Helping people with my experiences has always been something I desired to do. I wanted to fight with people. Empower people to be free. I didn’t actually believe that I had what I took to empower anyone. When the time approached (this year 2019) to record the video I sank into a depression.


I can remember it like it was yesterday. (it slick was 4 weeks ago but that’s besides the point.) I had spent heavy time with God before recording anything. I wanted his spirit to be what was seen in the video. Not me. Not the people referenced. Then I started to edit it. I PACIFICALLY (yes I didn’t that on purpose) was instructed to post it before August was over. The night I was supposed to finish editing I became overwhelmed with emotion. I not only decided not to finish editing, but that I would not upload the video AT ALL! . My words to God we’re ,” I’m tired of helping, but feeling so defeated and alone!”.


Instead, I found my way creating an account for some dating app. The whole time I was doing this I assumed I was getting back at God, but In reality my heart was beating super fast.

My heart beat was fast because :

1.) I knew I had no real interest in dating someone for real.

and

2.) I knew that God could see me.

I ended up falling asleep. 

(Context) Mornings are usually hard for me to get up. I have to set a bajillion alarms to get up, but the following morning was different. 

I woke up at 4:44 am fully alert. (I am NEVER alert at that time in that way. Normally I slug my way around.) Then my phone lit up with a text.


The text read …..

Obedience is better than Sacrifice”


Brooooooo I like-ta had diedddddddd

when I tell you that scared the heck out of meeeee


Immediately I let out a grunt because I knew not only had God woke me up that early and that alert, but that that text was directly in relation to my disobedience. I sat in my spot wide eyes. In that moment I heard God in a different level and I couldn’t quite comprehend why. I sat equally is disbelief and belief. I couldn’t stop crying.
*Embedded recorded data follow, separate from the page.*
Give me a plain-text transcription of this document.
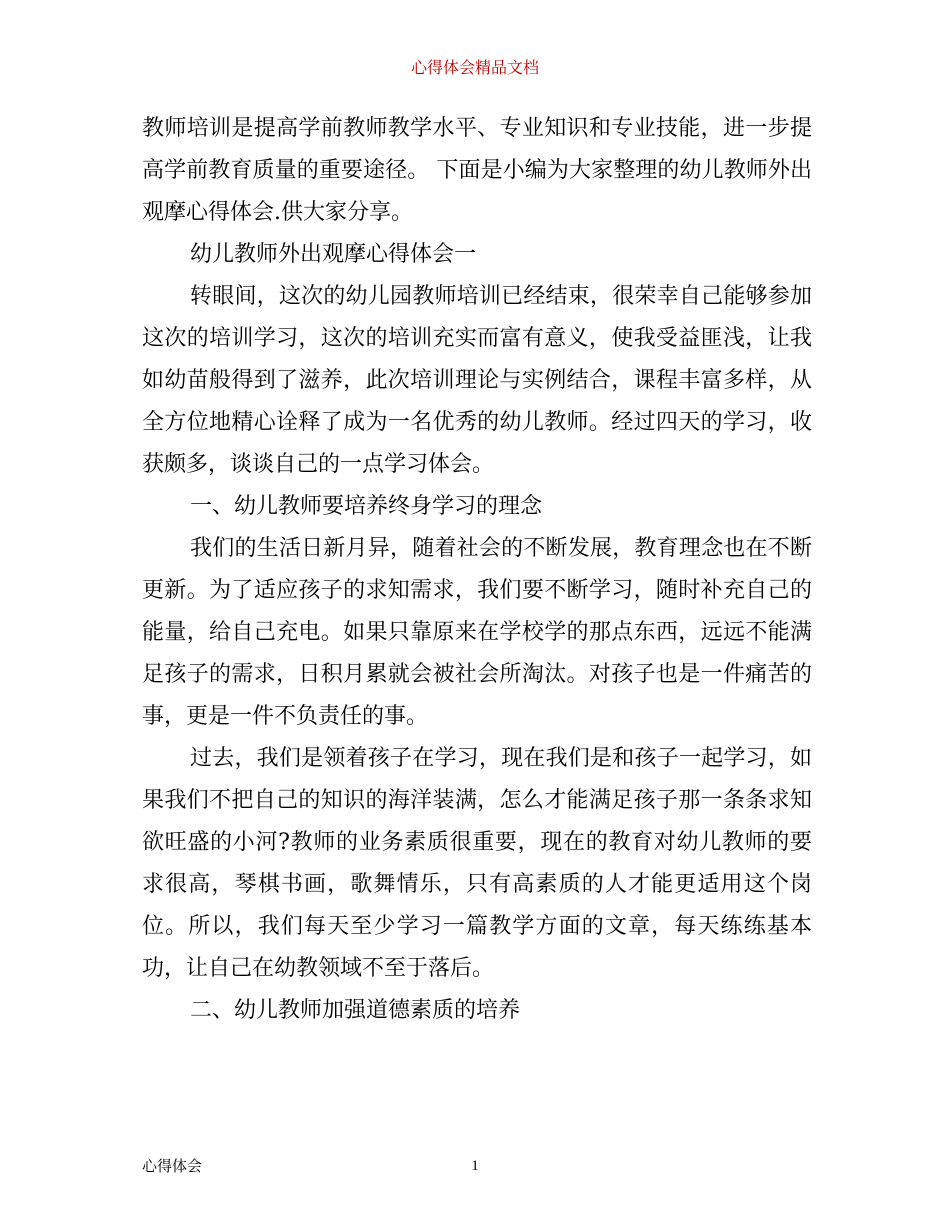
心得体会精品文档

教师培训是提高学前教师教学水平、专业知识和专业技能，进一步提高学前教育质量的重要途径。 下面是小编为大家整理的幼儿教师外出观摩心得体会.供大家分享。

幼儿教师外出观摩心得体会一

转眼间，这次的幼儿园教师培训已经结束，很荣幸自己能够参加这次的培训学习，这次的培训充实而富有意义，使我受益匪浅，让我如幼苗般得到了滋养，此次培训理论与实例结合，课程丰富多样，从全方位地精心诠释了成为一名优秀的幼儿教师。经过四天的学习，收获颇多，谈谈自己的一点学习体会。

一、幼儿教师要培养终身学习的理念

我们的生活日新月异，随着社会的不断发展，教育理念也在不断更新。为了适应孩子的求知需求，我们要不断学习，随时补充自己的能量，给自己充电。如果只靠原来在学校学的那点东西，远远不能满足孩子的需求，日积月累就会被社会所淘汰。对孩子也是一件痛苦的事，更是一件不负责任的事。

过去，我们是领着孩子在学习，现在我们是和孩子一起学习，如果我们不把自己的知识的海洋装满，怎么才能满足孩子那一条条求知欲旺盛的小河?教师的业务素质很重要，现在的教育对幼儿教师的要求很高，琴棋书画，歌舞情乐，只有高素质的人才能更适用这个岗位。所以，我们每天至少学习一篇教学方面的文章，每天练练基本功，让自己在幼教领域不至于落后。

二、幼儿教师加强道德素质的培养

心得体会	1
I got up and ran to my computer and finished editing, later uploading the video on the last day of the month.

It’s been a entire month since I have uploaded that video and I honestly feel the empowerment that I so desperately wanted others to feel. It’s because sincere my obedience God has been building me. It’s one thing to flex like your being obedient. Anyone can look the part and talk super spiritual. It’s a whole other thing when you are obedient to what God tells you to do.

Shortly after my obedience I was given an opportunity that I desired for a long time. It showed me that when I obey I can get to where I’m trying to go a lot quicker. Disobedience will cost you time and you can’t get that back. Even if my action of obedience didn’t turn into a worldly opportunity I know that God honored my actions. And that honor transcends anything material or monetary from the earth.

Of course obedience can be scary when it puts you at risk to be talked about. Man’s approval does not exceed God’s.And that was a factor in my disobedience. I wanted humans to confirm what God told me to do. I wanted humans to see the vision. I wanted humans to understand myself calling.

Who will you obey?

Man..or God?

Who is your Lord?

Acts5:29 - Peter and the apostles replied: “We must obey God rather than human beings!”